STJ AgInt nos EDcl no REsp 2207305 / BA
CIVILPROCESSUAL CIVIL E CONSUMIDOR. AGRAVO INTERNO NO AGRAVO EM RECURSO ESPECIAL. RESPONSABILIDADE CIVIL. ERRO MÉDICO. AÇÃO INDENIZATÓRIA. RELAÇÃO DE CONSUMO. VIOLAÇÃO DOS ARTS. 489 E 1.022 DO CPC. NÃO CONFIGURAÇÃO. JULGAMENTO EXTRA PETITA. NÃO OCORRÊNCIA. INVERSÃO DO ÔNUS DA PROVA. ART. 373 DO CPC E ART. 6º, VIII, DO CDC. REEXAME FÁTICO-PROBATÓRIO. SÚMULA 7/STJ. FUNDAMENTO AUTÔNOMO. FALHA NO DEVER DE INFORMAÇÃO. ART. 6º, III, DO CDC. SÚMULA 83/STJ.
1. Agravo interno interposto contra decisão que conheceu em parte do recurso especial e, nessa extensão, negou-lhe provimento, mantendo acórdão que condenou clínica médica ao pagamento de indenização por danos morais e materiais decorrentes de complicação pós-cirúrgica.
2. Não há ofensa aos arts. 489 e 1.022 do CPC quando o Tribunal de origem enfrenta, de forma clara e fundamentada, as questões essenciais à solução da controvérsia, ainda que em sentido desfavorável à parte recorrente. A mera discordância quanto à conclusão adotada não configura omissão, contradição ou obscuridade.
3. A responsabilização da clínica pode decorrer da falha no dever de informação, cuja ausência de esclarecimento específico sobre riscos do procedimento caracteriza defeito na prestação do serviço, nos termos do art. 6º, III, do CDC, constituindo fundamento autônomo suficiente para sustentar o dever de indenizar.
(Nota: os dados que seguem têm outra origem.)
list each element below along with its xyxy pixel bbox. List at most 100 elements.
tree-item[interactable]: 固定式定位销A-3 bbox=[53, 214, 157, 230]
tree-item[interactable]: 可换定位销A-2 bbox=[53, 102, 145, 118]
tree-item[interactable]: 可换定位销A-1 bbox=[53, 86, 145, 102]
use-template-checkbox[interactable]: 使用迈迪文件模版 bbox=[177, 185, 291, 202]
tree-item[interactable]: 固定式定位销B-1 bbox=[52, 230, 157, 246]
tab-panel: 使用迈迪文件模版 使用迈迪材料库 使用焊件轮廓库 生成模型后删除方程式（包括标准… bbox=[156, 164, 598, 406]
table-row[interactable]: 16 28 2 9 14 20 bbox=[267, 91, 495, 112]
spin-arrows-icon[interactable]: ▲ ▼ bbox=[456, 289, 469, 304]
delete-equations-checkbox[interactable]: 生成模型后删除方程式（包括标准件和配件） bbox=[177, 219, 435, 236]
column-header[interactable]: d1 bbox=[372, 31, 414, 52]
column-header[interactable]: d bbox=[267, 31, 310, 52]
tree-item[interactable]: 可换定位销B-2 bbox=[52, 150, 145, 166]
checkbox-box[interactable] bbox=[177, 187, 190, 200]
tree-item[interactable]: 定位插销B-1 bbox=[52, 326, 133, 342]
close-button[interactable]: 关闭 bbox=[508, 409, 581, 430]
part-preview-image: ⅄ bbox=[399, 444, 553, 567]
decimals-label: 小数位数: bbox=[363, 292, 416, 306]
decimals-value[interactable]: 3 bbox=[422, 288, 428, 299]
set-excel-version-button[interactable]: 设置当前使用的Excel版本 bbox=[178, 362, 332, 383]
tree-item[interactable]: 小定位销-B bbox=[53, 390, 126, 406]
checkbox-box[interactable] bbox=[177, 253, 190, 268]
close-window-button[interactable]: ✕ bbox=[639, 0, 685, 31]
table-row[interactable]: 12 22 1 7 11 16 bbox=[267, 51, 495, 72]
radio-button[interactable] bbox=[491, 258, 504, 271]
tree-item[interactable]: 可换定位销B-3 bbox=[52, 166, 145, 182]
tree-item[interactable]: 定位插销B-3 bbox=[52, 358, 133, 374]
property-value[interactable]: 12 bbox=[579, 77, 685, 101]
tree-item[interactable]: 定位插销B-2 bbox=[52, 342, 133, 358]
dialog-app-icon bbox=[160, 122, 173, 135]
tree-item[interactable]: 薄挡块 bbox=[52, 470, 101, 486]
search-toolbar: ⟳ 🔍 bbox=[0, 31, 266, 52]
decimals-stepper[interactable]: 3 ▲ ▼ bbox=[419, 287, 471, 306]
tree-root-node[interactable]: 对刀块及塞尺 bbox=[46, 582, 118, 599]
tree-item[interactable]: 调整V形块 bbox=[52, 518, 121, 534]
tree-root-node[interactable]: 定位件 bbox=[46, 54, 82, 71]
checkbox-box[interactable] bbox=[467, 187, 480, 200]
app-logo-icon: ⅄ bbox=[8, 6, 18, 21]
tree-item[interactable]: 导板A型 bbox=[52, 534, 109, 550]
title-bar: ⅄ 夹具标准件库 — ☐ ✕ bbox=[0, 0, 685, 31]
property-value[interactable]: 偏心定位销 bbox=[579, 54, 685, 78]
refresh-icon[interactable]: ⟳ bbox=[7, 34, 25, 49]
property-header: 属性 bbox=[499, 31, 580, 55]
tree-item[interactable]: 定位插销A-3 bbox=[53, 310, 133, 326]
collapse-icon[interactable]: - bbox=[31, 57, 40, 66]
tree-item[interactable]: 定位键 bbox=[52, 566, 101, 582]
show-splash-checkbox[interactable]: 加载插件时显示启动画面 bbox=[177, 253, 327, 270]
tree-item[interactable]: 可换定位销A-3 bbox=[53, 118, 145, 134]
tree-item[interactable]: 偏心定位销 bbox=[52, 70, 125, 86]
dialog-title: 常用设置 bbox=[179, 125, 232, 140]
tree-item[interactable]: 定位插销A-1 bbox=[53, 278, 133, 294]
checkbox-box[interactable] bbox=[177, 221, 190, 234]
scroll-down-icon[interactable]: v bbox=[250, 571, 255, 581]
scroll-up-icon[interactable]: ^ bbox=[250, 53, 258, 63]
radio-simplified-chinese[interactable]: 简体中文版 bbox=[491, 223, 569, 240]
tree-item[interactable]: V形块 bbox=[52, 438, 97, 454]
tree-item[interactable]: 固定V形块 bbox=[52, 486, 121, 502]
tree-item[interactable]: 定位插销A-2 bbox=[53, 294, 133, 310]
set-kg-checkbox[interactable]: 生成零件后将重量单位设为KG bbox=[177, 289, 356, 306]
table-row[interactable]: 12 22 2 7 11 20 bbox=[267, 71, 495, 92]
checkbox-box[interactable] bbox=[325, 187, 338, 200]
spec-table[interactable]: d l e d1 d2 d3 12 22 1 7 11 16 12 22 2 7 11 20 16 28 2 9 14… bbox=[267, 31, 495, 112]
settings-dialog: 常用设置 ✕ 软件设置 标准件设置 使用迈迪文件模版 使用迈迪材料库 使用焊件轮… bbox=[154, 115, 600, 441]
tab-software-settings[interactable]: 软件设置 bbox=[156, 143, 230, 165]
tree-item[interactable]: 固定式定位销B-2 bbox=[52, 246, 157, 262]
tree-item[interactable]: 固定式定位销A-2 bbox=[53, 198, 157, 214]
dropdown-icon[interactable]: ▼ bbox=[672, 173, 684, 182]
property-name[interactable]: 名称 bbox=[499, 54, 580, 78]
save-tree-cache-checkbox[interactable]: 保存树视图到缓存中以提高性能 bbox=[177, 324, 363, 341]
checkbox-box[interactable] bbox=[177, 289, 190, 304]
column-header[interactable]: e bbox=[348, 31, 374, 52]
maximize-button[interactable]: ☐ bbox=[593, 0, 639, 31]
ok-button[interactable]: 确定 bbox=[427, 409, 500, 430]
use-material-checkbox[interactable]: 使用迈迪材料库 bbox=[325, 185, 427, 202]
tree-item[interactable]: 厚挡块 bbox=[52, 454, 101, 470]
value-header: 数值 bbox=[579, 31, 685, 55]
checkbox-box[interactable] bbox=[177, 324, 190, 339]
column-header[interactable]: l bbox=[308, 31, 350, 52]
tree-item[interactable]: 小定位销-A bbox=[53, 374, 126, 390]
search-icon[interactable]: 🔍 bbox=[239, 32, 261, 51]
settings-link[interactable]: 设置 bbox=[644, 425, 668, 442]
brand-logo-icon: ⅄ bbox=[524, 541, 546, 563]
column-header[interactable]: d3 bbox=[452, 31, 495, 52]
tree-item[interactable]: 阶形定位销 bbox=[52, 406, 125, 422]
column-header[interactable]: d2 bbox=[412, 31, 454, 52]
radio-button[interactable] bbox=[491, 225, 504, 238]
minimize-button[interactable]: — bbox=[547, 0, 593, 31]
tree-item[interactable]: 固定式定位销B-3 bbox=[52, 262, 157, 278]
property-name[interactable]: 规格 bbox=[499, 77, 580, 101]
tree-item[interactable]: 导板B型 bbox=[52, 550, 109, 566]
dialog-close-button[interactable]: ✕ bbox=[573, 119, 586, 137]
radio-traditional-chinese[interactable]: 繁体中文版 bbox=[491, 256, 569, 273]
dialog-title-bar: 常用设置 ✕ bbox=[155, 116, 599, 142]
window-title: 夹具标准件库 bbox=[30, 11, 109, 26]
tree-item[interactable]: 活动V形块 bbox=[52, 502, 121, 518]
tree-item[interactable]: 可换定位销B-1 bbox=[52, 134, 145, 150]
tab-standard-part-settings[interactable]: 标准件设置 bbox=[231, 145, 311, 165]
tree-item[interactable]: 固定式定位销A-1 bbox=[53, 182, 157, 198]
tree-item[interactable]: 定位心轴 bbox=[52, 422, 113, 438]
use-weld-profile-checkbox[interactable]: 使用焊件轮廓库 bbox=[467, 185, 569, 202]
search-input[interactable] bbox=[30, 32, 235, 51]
4. A revisão das conclusões acerca do nexo causal, da culpa médica, da natureza da obrigação assumida e da distribuição do ônus da prova demanda reexame do conjunto fático-probatório dos autos, providência inviável em recurso especial, a teor da Súmula 7/STJ.
5. Inexiste julgamento extra petita quando há mera requalificação jurídica dos fatos narrados na inicial, sem extrapolação dos limites do pedido, em consonância com os arts. 141 e 492 do CPC.
Agravo interno improvido.
ACÓRDÃO
Vistos e relatados estes autos em que são partes as acima indicadas, acordam os Ministros da TERCEIRA TURMA do Superior Tribunal de Justiça, em Sessão Virtual de 24/03/2026 a 30/03/2026, por unanimidade, negar provimento ao recurso, nos termos do voto do Sr. Ministro Relator.
Os Srs. Ministros Ricardo Villas Bôas Cueva, Moura Ribeiro, Daniela Teixeira e Nancy Andrighi votaram com o Sr. Ministro Relator.
Presidiu o julgamento o Sr. Ministro Humberto Martins.